May many who read this be encouraged by this.
Thanks and greetings from the Netherlands, where this kind of teaching is almost completely unknown.
God bless you, my friend! There is victory in Christ Jesus. I am so heartened by your words. Continue on!
There is a small date error, saying that the Nashville Statement came out in August 2019. Should be 2018?
Part of good solid argumentation is the ability to characterize the other side of the argument in such a way that those you disagree with would agree with the way you state their case. That’s where this post fails.
The article says Revoice wants to assert that homosexual desire is not per se sin. Yet Revoice, in the statement that is publicly available to anyone on their website, clearly says homosexual lust (desire) is sin to be mortified by the sanctifying power of the Holy Spirit.
Had the article said “homosexual orientation” rather than “homosexual desire” it would have been acceptable. Instead, this mistake by the author sadly creates a falsehood about Revoice’s actual position. It then proceeds to knock down this strawman, which isn’t hard to do, biblically.
Instead of helping to resolve the issue, it exacerbates it. That’s not a direction that contributes to the peace and purity of the church.
Hi Dan (if I may),
I’m happy to make this correction. It’s not my intent to misrepresent the Revoice position.

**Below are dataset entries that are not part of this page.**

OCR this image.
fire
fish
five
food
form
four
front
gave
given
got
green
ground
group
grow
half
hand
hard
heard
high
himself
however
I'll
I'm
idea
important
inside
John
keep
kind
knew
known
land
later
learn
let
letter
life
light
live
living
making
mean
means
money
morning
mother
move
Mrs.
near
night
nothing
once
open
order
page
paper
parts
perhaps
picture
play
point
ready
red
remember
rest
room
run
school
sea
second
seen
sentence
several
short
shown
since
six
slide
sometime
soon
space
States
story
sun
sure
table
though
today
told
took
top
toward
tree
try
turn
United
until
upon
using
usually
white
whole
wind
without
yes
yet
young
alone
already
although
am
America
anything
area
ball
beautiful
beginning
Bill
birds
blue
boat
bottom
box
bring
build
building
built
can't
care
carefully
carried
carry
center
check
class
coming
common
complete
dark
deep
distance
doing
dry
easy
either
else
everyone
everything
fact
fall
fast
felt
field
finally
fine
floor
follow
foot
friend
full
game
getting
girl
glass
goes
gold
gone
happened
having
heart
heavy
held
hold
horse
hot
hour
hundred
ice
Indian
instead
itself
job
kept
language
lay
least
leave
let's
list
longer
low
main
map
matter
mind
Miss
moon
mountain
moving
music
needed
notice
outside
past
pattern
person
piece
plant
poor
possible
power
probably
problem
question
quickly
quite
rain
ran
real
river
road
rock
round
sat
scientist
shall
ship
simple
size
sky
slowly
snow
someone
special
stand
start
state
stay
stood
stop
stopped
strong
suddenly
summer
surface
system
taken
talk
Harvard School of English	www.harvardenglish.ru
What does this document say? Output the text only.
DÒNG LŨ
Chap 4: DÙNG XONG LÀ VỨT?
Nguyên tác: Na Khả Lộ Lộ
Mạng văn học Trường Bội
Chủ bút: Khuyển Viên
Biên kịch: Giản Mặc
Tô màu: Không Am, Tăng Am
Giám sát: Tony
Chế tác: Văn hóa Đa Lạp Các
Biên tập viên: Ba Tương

I am still arguing that a “homosexual orientation,” which is what I take the Side B/Gay Christian view to be, is contrary Scripture and confession.
Thanks for your help.
Actually August 2017.
Thanks Steve. Corrected.
Dr. Clark,
Thanks for posting this. I was telling my sister the other day why the church at large seems so pro LBGTIQQKJWSHCJFJDHDJSKDK (?). I said it is because they have forgotten the holiness of God and elevate a weird form of ‘love’; therapeutic is definitely the right word for it.